Following is the pesudocode:

Begin.
   Create a structure n to declare data d, a left child pointer l and a right child pointer r.
   Call a function max() to return maximum between two integers. Create a function LIS() to return the
   size of the largest independent set in a given binary tree.
   Calculate size excluding the current node
   int size_excl = LIS(root->l) + LIS(root->r)
   Calculate size including the current node
   int size_incl = 1;
   if (root->l)
      size_incl += LIS(root->l->l) + LIS(root->l->r)
   if (root->right)
      size_incl += LIS(root->r->l) + LIS(root->r->r)
      Return the maximum of two sizes
      Create a function to create newnode.
End.

Following are implementation of Dynamic Programming based solution.
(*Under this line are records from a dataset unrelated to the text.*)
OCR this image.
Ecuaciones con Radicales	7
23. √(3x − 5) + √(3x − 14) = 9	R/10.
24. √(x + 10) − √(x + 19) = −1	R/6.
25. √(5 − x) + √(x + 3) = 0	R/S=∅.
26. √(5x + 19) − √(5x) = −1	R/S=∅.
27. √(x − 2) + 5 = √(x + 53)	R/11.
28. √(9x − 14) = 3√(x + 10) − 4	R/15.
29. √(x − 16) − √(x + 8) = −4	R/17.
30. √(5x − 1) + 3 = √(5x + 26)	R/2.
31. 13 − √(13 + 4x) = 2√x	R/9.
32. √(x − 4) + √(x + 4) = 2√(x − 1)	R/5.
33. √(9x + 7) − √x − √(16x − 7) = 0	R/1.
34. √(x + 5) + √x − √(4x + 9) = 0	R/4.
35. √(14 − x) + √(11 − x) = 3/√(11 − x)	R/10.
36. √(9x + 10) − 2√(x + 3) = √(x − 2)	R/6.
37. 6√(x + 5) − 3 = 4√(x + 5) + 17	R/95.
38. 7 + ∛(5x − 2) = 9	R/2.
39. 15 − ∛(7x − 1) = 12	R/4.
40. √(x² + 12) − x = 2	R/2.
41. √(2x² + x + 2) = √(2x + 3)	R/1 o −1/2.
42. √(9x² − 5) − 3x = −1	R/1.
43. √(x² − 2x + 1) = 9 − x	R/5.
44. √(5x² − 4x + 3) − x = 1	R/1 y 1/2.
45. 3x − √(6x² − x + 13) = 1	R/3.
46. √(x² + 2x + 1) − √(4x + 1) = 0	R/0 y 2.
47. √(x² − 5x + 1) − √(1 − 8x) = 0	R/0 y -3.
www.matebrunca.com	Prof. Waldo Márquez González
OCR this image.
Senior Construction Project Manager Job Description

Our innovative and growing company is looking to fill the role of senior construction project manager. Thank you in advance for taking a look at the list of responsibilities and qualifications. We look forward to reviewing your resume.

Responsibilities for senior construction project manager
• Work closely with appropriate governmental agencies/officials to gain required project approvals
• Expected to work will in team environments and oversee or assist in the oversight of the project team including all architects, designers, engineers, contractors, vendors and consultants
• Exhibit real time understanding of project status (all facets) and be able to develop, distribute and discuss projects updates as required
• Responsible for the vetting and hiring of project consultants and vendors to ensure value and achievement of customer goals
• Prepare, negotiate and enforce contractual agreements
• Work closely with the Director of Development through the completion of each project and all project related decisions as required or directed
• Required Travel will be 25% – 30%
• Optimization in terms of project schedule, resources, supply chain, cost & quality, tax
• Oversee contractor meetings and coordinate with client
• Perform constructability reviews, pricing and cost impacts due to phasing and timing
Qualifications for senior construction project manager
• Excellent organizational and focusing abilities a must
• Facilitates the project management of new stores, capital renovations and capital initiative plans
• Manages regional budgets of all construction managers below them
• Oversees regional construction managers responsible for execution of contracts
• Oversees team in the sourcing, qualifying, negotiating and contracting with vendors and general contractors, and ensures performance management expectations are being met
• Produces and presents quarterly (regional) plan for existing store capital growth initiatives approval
In the following solution, an additional field ‘liss’ is added to tree nodes. The initial value of ‘liss’ is set as 0 for all nodes. The recursive function LISS() calculates ‘liss’ for a node only if it is not already set.

/* Dynamic programming based program 
for Largest Independent Set problem */
#include <bits/stdc++.h> 
using namespace std; 

// A utility function to find max of two integers 
int max(int x, int y) { return (x > y)? x: y; } 

/* A binary tree node has data, pointer 
to left child and a pointer to 
right child */
class node 
{ 
	public: 
	int data; 
	int liss; 
	node *left, *right; 
}; 

// A memoization function returns size 
// of the largest independent set in 
// a given binary tree 
int LISS(node *root) 
{ 
	if (root == NULL) 
		return 0; 

	if (root->liss) 
		return root->liss; 

	if (root->left == NULL && root->right == NULL) 
		return (root->liss = 1); 

	// Calculate size excluding the current node 
	int liss_excl = LISS(root->left) + LISS(root->right); 

	// Calculate size including the current node 
	int liss_incl = 1; 
	if (root->left) 
		liss_incl += LISS(root->left->left) + LISS(root->left->right); 
	if (root->right) 
		liss_incl += LISS(root->right->left) + LISS(root->right->right); 

	// Maximum of two sizes is LISS, store it for future uses. 
	root->liss = max(liss_incl, liss_excl); 

	return root->liss; 
} 

// A utility function to create a node 
node* newNode(int data) 
{ 
	node* temp = new node(); 
	temp->data = data; 
	temp->left = temp->right = NULL; 
	temp->liss = 0; 
	return temp; 
} 

// Driver code 
int main() 
{ 
	// Let us construct the tree 
	// given in the above diagram 
	node *root = newNode(1); 
	root->left = newNode(2); 
	root->left->left = newNode(4); 
	root->left->right = newNode(6); 
  	root->left->right->right = newNode(7);
    root->left->right->left = newNode(8);
	root->right = newNode(3); 
	root->right->right = newNode(5); 

	cout << "Size of the Largest Independent Set is " << LISS(root); 

	return 0; 
}

Output:

Size of the Largest Independent Set is 5

Explanation

The idea is to maintain two list of alternative nodes i.e. grandchild nodes of nodes.
First go to the left most node of the tree and make the liss field of that node is equal to one.
Then go to the right most node and the liss field of that node equal to one and liss_excl = 2.
Now liss_incl = 1 and now go to the another leaf node i.e 8 and make the liss of that equal to one and.
Then go the right leaf node and i.e. 7 and make liss of that equal to one and liss_incl=3.
Then go the parent and make its liss equal to liss_excl and liss_incl.
Now assign the value of liss_incl to the parent.
Now go the right of the root and assign its liss equal to one and liss_incl = 5 and assign root node liss equal to liss_incl.